In 1986 The American Banker defined E-mail as “a trademark of CompuServe,” Computerworld noted that sending a single message required a 10-minute phone call, and InfoWorld described “a pilot scheme that will allow users of one system to send messages to mailbox holders on another.” That was the year Congress enacted the Electronic Communications Privacy Act (ECPA), so it is hardly surprising that the once forward-looking law seems antiquated today.
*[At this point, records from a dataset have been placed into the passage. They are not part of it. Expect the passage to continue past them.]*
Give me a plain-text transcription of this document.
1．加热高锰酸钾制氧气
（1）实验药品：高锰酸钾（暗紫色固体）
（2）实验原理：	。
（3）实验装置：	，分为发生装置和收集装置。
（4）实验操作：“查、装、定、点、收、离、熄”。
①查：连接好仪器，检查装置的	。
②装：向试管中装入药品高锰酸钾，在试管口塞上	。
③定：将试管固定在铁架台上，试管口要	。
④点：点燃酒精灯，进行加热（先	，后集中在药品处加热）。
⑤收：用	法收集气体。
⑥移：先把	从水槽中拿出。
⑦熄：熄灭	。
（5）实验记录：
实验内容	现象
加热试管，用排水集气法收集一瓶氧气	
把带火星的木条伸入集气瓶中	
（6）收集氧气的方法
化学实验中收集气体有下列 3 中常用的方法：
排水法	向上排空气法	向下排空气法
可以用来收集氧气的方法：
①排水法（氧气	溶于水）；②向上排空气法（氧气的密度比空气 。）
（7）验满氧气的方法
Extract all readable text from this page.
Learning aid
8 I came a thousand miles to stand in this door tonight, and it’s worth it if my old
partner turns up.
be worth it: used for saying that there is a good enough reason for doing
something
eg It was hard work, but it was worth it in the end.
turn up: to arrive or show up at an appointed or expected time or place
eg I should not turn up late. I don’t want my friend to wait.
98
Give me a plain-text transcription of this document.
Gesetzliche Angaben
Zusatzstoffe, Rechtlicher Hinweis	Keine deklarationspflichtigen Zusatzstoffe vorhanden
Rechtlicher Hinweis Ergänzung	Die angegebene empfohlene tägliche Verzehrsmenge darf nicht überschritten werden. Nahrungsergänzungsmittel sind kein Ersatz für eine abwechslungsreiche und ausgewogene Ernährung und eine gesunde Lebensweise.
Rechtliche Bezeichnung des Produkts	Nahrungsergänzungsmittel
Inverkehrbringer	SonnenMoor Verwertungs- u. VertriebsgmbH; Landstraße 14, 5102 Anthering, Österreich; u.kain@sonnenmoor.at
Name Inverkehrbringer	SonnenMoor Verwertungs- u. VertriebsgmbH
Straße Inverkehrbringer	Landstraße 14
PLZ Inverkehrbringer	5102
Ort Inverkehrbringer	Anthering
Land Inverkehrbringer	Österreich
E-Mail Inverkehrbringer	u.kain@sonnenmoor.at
In fact, ECPA is so out of date that it has left us vulnerable to government snooping in ways most Americans do not appreciate. A bill that was unanimously approved by the Senate Judiciary Committee in November aims to address that problem by requiring the government to obtain a warrant before reading people’s email.
Currently, ECPA requires a warrant for remotely stored messages only if they are unopened and less than six months old, a requirement based on the assumption that email would be kept on people’s personal computers except in transit. Other messages can be obtained with an administrative subpoena or a court order based on the claim that they are relevant to an investigation. By contrast, a warrant requires probable cause to believe that evidence of a crime will be discovered.
The amendments endorsed by the Senate committee, which are expected to be the starting point for ECPA reform in 2013, extend the warrant requirement to all email, adapting the statute to the era of cloud computing. The bill, introduced by Senate Judiciary Committee Chairman Patrick Leahy (D-Vt.), also requires agencies to notify people whose email they seek within 10 days, although notice can be delayed for six months with a court’s permission in certain circumstances.
Unlike a bill Leahy proposed in 2011, the 2012 version does not address the requirements for obtaining geolocation data from cellphone companies. Because ECPA is unclear on that question, police often claim they can demand a record of a suspect’s whereabouts at will.